Proof of concept exists with Stabilitech’s OraPro-Zika vaccine

Proof of the approach has already been completed with the development of an oral vaccine for Zika, OraPro-Zika, funded by the UK Department of Health through Innovate UK. OraPro-Zika has been shown to elicit protective efficacy in both mice and non-human primates to direct challenge the wild type Zika virus. The vaccine delivers a payload of zika antigen expressing DNA to the cells of the intestinal lumen, whereupon the protective antigenic protein is expressed and subsequent immune response elicited.
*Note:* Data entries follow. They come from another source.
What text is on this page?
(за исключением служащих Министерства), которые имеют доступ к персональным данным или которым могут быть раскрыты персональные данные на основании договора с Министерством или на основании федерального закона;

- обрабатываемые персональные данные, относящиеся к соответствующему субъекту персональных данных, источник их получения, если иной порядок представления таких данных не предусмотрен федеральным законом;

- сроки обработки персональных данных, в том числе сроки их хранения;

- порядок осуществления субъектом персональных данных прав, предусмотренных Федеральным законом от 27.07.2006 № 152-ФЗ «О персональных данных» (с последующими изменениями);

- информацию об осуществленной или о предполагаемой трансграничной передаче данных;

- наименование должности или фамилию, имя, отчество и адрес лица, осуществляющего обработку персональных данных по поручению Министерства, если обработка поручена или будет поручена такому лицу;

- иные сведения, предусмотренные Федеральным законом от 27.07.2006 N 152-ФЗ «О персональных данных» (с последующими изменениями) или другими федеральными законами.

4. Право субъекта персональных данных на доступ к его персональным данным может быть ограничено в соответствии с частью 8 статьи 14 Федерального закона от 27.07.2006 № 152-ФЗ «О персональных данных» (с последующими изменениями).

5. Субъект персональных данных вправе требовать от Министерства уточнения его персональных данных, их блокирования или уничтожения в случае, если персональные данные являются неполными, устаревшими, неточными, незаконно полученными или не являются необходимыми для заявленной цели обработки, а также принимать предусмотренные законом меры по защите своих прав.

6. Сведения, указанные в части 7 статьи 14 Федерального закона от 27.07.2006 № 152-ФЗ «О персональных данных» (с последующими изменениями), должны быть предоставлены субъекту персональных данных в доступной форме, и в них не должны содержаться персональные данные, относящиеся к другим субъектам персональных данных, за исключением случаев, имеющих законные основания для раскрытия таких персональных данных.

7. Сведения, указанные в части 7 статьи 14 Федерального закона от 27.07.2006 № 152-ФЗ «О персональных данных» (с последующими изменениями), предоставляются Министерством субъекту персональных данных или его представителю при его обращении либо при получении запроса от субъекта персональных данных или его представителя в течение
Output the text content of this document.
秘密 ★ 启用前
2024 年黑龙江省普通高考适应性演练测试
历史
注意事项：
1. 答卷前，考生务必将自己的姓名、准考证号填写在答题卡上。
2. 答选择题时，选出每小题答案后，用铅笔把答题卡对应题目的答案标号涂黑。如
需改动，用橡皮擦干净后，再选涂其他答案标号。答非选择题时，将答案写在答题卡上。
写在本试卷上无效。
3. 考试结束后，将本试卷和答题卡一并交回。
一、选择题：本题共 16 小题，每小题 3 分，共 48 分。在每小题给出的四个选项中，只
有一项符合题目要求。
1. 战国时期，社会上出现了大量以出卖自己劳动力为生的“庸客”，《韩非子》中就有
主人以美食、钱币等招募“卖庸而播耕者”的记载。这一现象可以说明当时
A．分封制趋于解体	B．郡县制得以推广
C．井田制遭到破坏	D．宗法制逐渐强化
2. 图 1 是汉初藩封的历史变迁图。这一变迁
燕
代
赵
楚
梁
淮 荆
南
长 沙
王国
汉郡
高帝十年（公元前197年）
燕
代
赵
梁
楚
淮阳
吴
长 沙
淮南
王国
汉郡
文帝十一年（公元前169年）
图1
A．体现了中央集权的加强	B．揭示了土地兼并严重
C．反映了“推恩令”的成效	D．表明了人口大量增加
Non-human primate challenge

OraPro-Zika was manufactured in the UK and shipped (without a cold-chain) to Brazil for pre-clinical testing in non-human primates.
Subjects were tested and confirmed Zika negative prior to commencing the programme (pre-OraPro-Zika vaccine). 21 days after vaccination (or placebo), an aggressive live Zika challenge was administered intravenously and the subsequent Zika infection was recorded (post-ZIKV exposure).

The “post-ZIKV exposure” results clearly show that the immunity gained from OraPro-Zika appears as effective at halting a Zika virus infection as the natural immunity of subjects who have previously been infected with a whole Zika virus.


The GMP process will follow the same path as our Zika vaccine. The viral vector will then be fill/finished into capsules ready for administration.